Wiliam’s point about the imortance of classroom questioning, is that;
“The variability at teacher level is about four times the variability at school level. If you get one of the best teachers, you will learn in six months what an average teacher will take a year to teach you. If you get one of the worst teachers, that same learning will take you two years. There’s a four-fold difference in the speed of learning created by the most and the least effective teachers. And it’s not class size, it’s not between class grouping, it’s not within class grouping – it’s the quality of the teacher.”
This led him to determine what separates good from bad teachers.
“And actually, new teachers are actually pretty bad. You don’t really learn to teach at all well until you’re six or seven years into the profession. And some recent data from Australia shows that the amount of value added by teachers actually carries on increasing for about twenty years.”
And here’s a brilliant paragraph.
“The key concept here—the big trap—is that teachers do not create learning. That’s true teachers do not create learning, and yet most teachers behave as if they do. Learners create learning. Teachers create the conditions under which learning can take place. Our schools don’t function like that, which is why somebody once joked that schools are places where kids go to watch teachers work.”

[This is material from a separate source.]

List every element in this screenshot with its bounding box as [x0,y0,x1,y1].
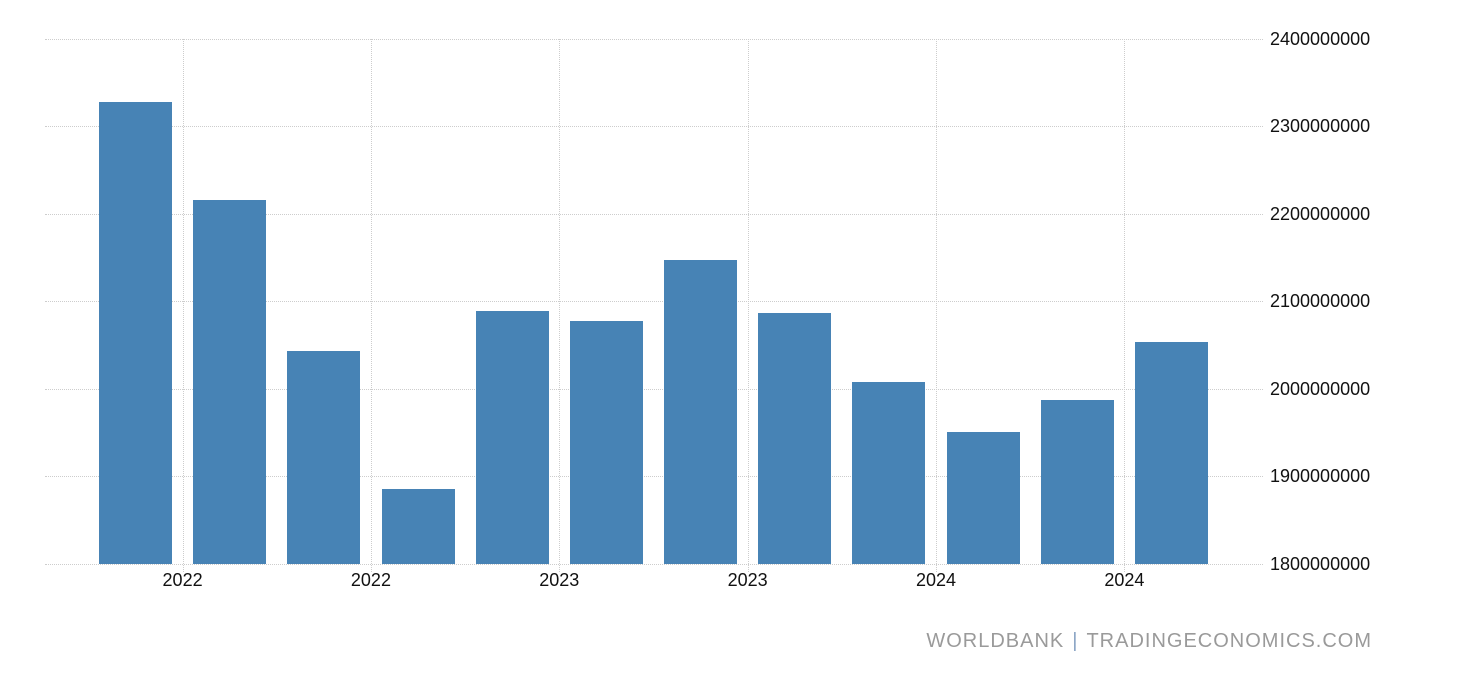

The solution, given the fact that reducing clss sizes is incredibly expensive, is to use diagnistic 'hinge' questions. This accelerates the teacher's knowledge of the state of learning of the learners and accelerates the learning.
Dylan William also co-authored, with professor Paul Blackgave, the brilliant Inside the Black Box: Raising Standards through Classroom Assessment, another ‘should be compulsory’ text for educators. This makes the obvious point that far too much teaching is simply 'chalk and talk'. If you don't believe this walk into any school and you'll see it in practice. It's a manifesto for more formative assessment.
Why questions matter
What matters? All of the above and more. Questions really do matter in learning.
Questions and curiosity
First, they stimulate curiosity. Almost all of my learning as an adult has this dynamic. Something intigues me and I follow it up as I'm curious to find the answer. This is the great joy of having the internet as a resource. It has made this type of inquiry and research possible.
Questions and diagnosis
Good qestions diagnose your strengths and weaknesses. You don't know what you don't know and questions uncover the often uncomfortable truth that you know less than you thought you know.
Questions and improvement
Questions and searching for answers are fundamental to the process of learning. Roger Schank has been using this apporach in all sorts of contexts, and this truly structured Socratic approach, works well when used by a skilled practitioner.
Questions and motivation
To create the conditions for learning, as opposed to just delivering content, questions are the true stimulus.
Yet, despite these advantages, few have the real skills to either construct or deliver formative or summative feedback at the level necessary for true learning. It's a real skill.